In the most recent quarter, revenue from Cbeyond’s cloud services, including hosted applications, managed hosting and cloud PBX, grew 87% year over year to $17.8m, up only $1.7m sequentially. That’s not nearly enough to staunch the bleeding on its legacy business, where sales shrank by $16m, or 14% year over year, as cable providers like Time Warner Cable and Cablevision have encroached on that market, where it already faced heavy competition from incumbent carriers.

Cbeyond currently trades at 0.4x trailing 12-month revenue of $471m and 2.4x EBITDA, well below comparable companies such as CenturyLink (2.1x revenue, 5.2x EBITDA) and Windstream (2.3x revenue, 6.1x EBITDA). With a depressed stock price and only $25m in cash on its balance sheet, Cbeyond’s ability to make acquisitions is limited (though it does have options in the form of an untapped $75m line of credit).

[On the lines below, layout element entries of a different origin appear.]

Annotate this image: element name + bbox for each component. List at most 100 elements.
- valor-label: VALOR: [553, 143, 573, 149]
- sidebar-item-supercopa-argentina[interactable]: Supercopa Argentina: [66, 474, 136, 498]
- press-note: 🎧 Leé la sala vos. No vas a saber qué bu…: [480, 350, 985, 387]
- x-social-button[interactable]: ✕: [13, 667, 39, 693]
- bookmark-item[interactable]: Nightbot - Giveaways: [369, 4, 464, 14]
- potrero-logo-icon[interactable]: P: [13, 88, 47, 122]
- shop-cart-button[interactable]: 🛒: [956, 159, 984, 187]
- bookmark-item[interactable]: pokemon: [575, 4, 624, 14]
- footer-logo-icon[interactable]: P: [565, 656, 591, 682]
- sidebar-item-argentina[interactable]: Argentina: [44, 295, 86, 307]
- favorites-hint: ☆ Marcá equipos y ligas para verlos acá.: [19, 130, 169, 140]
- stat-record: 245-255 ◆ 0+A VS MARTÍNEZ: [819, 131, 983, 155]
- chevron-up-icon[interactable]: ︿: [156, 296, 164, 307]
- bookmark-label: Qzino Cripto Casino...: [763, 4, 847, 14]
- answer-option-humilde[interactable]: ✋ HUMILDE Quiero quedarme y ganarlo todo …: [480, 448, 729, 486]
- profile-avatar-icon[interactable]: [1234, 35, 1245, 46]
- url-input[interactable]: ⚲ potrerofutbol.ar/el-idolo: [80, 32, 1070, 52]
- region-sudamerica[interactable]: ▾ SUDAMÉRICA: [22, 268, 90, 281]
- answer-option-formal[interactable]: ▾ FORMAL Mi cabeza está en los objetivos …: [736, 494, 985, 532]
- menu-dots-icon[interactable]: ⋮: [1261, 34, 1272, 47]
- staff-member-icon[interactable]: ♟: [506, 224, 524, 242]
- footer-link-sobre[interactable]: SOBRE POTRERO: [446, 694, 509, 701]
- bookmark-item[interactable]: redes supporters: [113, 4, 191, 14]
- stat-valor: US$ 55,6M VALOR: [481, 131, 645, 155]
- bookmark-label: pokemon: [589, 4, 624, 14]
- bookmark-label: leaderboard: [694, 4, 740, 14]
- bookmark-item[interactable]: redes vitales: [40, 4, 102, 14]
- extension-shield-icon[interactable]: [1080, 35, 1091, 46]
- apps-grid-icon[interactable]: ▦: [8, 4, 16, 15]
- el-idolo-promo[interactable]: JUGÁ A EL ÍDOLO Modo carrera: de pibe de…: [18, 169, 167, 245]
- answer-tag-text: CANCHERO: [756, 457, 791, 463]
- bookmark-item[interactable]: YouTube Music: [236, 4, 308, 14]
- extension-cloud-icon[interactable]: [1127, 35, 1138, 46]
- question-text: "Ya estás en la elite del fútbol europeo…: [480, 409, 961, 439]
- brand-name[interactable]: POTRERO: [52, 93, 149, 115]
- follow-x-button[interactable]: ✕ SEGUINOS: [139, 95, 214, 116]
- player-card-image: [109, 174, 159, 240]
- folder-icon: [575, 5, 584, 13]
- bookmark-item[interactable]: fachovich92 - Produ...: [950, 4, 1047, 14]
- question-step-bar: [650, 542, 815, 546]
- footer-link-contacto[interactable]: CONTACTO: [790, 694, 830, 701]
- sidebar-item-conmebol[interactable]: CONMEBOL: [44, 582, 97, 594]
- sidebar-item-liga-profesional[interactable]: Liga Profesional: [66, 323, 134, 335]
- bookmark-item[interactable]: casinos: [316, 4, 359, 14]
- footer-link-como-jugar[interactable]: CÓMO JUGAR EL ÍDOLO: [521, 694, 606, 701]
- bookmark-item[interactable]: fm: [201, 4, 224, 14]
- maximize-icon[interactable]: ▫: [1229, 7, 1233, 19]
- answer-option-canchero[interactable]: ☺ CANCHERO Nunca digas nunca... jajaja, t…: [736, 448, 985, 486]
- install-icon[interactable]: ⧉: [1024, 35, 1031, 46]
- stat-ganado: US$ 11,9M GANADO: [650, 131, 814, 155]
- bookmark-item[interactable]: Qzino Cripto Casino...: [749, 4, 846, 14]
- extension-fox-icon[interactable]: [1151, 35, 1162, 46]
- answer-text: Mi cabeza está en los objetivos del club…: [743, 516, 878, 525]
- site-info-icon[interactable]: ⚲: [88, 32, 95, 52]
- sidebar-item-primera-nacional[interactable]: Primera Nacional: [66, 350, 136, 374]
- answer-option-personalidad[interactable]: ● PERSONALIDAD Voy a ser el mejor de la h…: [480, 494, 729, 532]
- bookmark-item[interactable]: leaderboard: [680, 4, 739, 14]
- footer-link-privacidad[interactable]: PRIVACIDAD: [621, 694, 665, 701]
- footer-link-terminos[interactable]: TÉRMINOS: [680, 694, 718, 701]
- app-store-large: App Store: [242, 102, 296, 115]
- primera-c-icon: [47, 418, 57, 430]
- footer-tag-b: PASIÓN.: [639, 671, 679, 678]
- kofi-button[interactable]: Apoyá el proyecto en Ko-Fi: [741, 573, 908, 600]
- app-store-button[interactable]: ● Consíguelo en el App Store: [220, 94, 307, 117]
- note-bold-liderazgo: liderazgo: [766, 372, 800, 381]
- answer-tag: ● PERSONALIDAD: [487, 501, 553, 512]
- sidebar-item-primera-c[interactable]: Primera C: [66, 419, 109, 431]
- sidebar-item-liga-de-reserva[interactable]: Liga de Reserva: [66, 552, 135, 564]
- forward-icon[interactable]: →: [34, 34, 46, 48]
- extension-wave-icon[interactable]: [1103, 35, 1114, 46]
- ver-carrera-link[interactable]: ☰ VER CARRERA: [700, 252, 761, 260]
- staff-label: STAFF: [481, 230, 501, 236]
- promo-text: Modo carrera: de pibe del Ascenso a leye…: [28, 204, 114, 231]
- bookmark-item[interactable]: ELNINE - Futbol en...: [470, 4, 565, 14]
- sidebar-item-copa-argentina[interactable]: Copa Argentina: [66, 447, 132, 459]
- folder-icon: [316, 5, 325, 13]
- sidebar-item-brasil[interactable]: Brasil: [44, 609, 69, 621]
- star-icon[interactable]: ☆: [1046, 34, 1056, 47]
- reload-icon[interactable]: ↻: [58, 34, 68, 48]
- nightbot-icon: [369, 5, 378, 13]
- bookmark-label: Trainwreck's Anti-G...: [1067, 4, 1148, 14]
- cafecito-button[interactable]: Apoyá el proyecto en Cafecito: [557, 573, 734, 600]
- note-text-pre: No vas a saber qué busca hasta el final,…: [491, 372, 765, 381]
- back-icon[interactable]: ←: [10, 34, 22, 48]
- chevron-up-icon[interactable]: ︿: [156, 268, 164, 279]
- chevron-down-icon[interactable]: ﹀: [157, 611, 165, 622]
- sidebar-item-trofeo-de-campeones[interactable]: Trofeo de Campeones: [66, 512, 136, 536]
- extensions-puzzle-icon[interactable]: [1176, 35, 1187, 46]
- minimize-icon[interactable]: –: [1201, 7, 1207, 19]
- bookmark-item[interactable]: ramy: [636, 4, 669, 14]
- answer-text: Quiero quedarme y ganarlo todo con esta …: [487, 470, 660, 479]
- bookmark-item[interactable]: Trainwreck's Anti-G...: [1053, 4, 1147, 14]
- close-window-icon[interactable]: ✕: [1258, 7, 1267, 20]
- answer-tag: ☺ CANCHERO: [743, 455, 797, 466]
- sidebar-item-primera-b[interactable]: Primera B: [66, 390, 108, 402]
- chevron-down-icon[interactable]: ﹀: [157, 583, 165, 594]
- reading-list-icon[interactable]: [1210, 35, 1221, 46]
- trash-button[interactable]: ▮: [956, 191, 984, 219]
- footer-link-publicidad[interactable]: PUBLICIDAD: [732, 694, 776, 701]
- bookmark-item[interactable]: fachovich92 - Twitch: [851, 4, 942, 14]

In a sale, we believe Cbeyond would attract interest from a larger regional CLEC that would find Cbeyond’s core mid-Atlantic network a complement to its own. Other suitors may be midsized MTDC vendors considering their own datacenter interconnection backbone or perhaps hosting providers seeking an opportunity to become full-service ICT suppliers. A sale would certainly give a boost to shareholders. Over the past 24 months, the median multiple for communications services and Internet access businesses is 1.65x trailing revenue, according to The 451 M&A KnowledgeBase.